Design: Five-year retrospective review of demographics, co-morbidities, pre- and post-operative white cell counts (WCC). Pneumonia was diagnosed by bronchoalveolar lavage >10,000cfu, UTI by culture >100,000cfu, other infections by CDC criteria and cultures.
Setting: Tertiary referral hospital.
Patients: Cancer patients across all surgical specialties who underwent operation, excluding those who received neoadjuvant chemotherapy.
Interventions: None.
Main Outcome Measures: Post-operative infectious complications.
Results: 592 patients were reviewed; 62% manifested post-operative leukocytosis. Overall infection rate was 13.6% (most commonly UTI, SSI). Patients who did versus did not develop leukocytosis did not differ by age (67.9+/-1.1 versus 70.4+/-1.4; p=0.2) or male gender (59% versus 55%; p=0.5). Patients who failed to develop leukocytosis had markedly higher rate of post-operative infections (22% versus 10.3%; p=0.02). Furthermore, patients who developed post-operative infections had significantly diminished increase in WCC from pre-operative level to postoperative-day 1 (3.9+/-0.7 versus 5.5+/-0.3; p=0.049). Adjusting for age, gender and pre-existing diabetes, failure to develop early post-operative leukocytosis was associated with increased risk of infectious complications (OR 2.3 [95%CI=1.1-5.1]).

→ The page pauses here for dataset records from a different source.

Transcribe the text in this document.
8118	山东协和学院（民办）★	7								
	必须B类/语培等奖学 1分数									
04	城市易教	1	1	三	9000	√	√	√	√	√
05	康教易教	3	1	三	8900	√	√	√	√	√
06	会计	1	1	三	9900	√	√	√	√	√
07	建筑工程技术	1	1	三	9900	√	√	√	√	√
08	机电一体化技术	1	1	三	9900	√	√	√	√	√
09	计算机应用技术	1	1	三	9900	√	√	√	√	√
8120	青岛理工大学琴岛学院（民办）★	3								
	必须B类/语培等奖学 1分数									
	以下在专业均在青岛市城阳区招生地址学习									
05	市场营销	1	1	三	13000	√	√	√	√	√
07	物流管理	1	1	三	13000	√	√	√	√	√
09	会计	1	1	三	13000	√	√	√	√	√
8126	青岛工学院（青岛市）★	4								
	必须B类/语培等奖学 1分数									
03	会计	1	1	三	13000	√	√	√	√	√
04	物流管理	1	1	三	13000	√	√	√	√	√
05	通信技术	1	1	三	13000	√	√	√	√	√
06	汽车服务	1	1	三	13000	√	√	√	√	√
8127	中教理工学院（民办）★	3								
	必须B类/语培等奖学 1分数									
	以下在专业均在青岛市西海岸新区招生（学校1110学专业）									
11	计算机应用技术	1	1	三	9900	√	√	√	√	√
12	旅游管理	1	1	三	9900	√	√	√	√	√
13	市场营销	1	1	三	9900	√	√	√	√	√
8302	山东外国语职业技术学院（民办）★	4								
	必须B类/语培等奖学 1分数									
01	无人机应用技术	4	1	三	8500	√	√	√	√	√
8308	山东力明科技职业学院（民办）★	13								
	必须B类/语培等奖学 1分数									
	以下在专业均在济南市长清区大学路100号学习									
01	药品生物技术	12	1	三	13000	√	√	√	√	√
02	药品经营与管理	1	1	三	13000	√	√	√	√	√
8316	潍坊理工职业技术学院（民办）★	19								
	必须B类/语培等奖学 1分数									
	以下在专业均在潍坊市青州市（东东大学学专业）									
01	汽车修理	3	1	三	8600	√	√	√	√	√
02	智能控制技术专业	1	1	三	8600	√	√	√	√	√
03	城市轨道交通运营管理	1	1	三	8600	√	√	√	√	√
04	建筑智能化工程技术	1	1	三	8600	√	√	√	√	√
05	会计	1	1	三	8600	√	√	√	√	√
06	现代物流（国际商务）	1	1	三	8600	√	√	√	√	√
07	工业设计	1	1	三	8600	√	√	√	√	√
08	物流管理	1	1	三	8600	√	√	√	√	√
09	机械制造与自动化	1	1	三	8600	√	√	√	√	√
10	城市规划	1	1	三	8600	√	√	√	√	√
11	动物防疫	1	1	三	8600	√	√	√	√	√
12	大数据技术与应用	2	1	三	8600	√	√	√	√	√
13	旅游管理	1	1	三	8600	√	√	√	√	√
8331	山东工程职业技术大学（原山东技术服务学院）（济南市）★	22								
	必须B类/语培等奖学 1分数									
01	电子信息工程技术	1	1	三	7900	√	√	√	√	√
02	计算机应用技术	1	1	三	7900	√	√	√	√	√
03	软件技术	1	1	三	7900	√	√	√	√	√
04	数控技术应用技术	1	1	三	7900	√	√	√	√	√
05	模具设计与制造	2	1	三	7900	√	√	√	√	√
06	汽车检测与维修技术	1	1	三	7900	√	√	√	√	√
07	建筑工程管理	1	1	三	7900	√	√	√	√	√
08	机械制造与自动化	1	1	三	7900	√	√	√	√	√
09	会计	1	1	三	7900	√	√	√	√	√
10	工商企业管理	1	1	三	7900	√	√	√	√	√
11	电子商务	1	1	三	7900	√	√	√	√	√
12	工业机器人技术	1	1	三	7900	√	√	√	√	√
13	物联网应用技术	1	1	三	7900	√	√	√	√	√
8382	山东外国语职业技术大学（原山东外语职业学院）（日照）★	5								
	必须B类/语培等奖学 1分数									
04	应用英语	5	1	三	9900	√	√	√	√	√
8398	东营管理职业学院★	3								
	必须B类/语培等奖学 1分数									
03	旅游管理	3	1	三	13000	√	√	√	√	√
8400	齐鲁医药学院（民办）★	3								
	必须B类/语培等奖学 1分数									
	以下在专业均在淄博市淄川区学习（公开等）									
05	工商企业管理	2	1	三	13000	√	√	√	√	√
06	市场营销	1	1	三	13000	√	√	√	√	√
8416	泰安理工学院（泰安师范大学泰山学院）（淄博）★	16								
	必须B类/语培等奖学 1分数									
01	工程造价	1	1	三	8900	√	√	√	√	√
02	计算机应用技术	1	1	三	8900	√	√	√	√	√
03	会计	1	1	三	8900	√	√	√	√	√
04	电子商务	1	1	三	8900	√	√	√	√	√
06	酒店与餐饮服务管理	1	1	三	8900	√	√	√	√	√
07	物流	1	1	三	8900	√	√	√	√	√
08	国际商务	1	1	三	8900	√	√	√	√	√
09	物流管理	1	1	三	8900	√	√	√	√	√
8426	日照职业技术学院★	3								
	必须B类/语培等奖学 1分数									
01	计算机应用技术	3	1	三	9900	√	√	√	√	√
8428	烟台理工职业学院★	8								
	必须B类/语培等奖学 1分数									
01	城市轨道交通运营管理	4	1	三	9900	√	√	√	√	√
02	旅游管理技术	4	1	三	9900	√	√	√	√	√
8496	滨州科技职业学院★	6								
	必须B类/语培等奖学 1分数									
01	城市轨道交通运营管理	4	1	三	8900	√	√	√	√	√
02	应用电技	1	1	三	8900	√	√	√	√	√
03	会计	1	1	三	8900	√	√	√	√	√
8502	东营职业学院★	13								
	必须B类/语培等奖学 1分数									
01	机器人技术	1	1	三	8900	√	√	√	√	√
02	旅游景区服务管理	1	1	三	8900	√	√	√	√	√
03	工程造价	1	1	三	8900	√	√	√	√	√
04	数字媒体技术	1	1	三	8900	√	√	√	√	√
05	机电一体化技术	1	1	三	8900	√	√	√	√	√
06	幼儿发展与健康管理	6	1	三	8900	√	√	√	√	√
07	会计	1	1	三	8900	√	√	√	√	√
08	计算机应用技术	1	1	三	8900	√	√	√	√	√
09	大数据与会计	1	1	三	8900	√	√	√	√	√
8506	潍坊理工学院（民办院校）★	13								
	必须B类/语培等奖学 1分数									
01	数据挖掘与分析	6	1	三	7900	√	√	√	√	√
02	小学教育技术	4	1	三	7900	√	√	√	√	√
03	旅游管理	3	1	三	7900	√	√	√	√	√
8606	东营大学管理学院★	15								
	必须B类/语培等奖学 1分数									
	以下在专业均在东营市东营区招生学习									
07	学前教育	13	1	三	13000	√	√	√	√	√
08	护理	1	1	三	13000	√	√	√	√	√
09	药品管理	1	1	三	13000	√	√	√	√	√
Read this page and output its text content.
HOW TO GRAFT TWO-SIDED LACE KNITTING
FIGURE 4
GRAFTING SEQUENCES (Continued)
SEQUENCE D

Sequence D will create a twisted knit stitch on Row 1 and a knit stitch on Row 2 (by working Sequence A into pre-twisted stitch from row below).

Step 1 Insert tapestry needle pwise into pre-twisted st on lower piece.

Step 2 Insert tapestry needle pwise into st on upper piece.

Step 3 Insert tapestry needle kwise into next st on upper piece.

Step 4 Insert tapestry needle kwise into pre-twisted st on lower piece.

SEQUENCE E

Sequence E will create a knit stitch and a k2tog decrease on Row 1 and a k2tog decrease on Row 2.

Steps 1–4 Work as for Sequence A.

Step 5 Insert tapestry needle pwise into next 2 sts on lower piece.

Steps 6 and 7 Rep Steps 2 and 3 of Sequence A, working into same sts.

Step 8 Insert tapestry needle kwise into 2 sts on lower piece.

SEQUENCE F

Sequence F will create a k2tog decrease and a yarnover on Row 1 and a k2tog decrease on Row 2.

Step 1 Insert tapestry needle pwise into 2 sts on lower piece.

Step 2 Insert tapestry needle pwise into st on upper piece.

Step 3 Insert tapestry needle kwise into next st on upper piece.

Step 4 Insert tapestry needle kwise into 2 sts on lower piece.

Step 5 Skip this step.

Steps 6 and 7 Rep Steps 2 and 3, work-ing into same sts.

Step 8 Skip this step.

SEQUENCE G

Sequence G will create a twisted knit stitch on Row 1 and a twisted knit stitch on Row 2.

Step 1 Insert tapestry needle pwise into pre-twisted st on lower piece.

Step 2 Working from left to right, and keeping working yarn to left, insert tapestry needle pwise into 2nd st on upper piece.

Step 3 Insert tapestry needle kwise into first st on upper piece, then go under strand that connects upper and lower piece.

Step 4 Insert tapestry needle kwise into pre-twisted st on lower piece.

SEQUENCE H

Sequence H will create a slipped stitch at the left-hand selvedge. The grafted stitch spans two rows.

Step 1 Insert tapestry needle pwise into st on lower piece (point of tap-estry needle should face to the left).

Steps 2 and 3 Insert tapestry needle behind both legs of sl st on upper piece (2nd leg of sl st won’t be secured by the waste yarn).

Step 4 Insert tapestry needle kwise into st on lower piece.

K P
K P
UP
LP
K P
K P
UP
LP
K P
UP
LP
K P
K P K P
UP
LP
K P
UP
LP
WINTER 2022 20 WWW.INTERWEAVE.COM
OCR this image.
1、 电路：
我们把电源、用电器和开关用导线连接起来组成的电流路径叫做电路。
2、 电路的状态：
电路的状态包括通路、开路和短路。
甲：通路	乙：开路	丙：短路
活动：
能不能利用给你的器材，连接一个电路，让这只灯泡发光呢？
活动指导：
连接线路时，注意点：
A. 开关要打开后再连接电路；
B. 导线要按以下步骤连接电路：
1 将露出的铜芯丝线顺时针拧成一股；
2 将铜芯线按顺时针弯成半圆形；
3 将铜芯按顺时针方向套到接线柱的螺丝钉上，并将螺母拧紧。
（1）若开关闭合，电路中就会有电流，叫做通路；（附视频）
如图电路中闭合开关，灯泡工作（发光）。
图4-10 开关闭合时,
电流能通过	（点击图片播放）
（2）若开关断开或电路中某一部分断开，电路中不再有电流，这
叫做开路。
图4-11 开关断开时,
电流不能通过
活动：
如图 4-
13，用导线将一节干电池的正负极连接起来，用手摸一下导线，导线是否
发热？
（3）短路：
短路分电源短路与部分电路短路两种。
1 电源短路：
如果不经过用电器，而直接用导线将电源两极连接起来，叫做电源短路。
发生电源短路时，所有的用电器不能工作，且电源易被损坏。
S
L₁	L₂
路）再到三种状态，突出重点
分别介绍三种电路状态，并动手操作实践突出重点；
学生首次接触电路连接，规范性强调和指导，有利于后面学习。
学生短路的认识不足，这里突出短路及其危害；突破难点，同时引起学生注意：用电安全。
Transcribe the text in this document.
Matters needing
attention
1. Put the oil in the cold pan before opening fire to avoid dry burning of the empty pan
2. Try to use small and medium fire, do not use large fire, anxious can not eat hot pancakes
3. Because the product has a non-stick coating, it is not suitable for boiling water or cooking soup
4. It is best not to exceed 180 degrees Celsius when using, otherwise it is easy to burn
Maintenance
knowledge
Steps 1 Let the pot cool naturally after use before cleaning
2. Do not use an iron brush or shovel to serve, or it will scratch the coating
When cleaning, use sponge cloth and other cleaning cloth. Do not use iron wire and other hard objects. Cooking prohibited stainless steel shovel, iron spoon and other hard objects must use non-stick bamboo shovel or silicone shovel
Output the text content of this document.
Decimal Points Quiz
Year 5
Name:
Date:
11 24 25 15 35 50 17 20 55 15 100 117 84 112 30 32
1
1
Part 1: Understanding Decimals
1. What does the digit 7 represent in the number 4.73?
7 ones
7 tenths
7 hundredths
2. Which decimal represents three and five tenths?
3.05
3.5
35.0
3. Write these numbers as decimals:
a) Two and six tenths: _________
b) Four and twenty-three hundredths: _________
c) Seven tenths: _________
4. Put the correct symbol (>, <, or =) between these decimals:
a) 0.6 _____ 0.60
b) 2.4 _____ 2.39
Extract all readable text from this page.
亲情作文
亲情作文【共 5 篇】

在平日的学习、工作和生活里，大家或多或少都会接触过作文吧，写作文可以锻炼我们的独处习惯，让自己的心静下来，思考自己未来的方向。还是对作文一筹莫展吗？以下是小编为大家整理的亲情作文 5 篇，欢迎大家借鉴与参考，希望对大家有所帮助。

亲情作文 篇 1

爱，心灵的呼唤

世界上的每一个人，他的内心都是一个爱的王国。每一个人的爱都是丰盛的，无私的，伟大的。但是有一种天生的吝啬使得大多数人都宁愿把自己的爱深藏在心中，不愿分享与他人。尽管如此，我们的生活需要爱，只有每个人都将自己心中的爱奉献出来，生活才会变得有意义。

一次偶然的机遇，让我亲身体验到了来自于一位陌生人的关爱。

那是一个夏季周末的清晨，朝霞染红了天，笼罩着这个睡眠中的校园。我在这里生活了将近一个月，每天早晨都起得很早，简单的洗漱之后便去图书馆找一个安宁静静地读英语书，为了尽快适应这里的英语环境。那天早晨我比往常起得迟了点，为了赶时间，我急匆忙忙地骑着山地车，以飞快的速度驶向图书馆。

Conclusions: Dampened or absent post-operative inflammatory response to surgical stress in cancer patients is associated with subsequent infectious complications. Future surgical oncology research must better characterize immune reserves. Current efforts to maximize immune reserve, such as diet, exercise and avoidance of unnecessary blood transfusion and antibiotics use should be emphasized.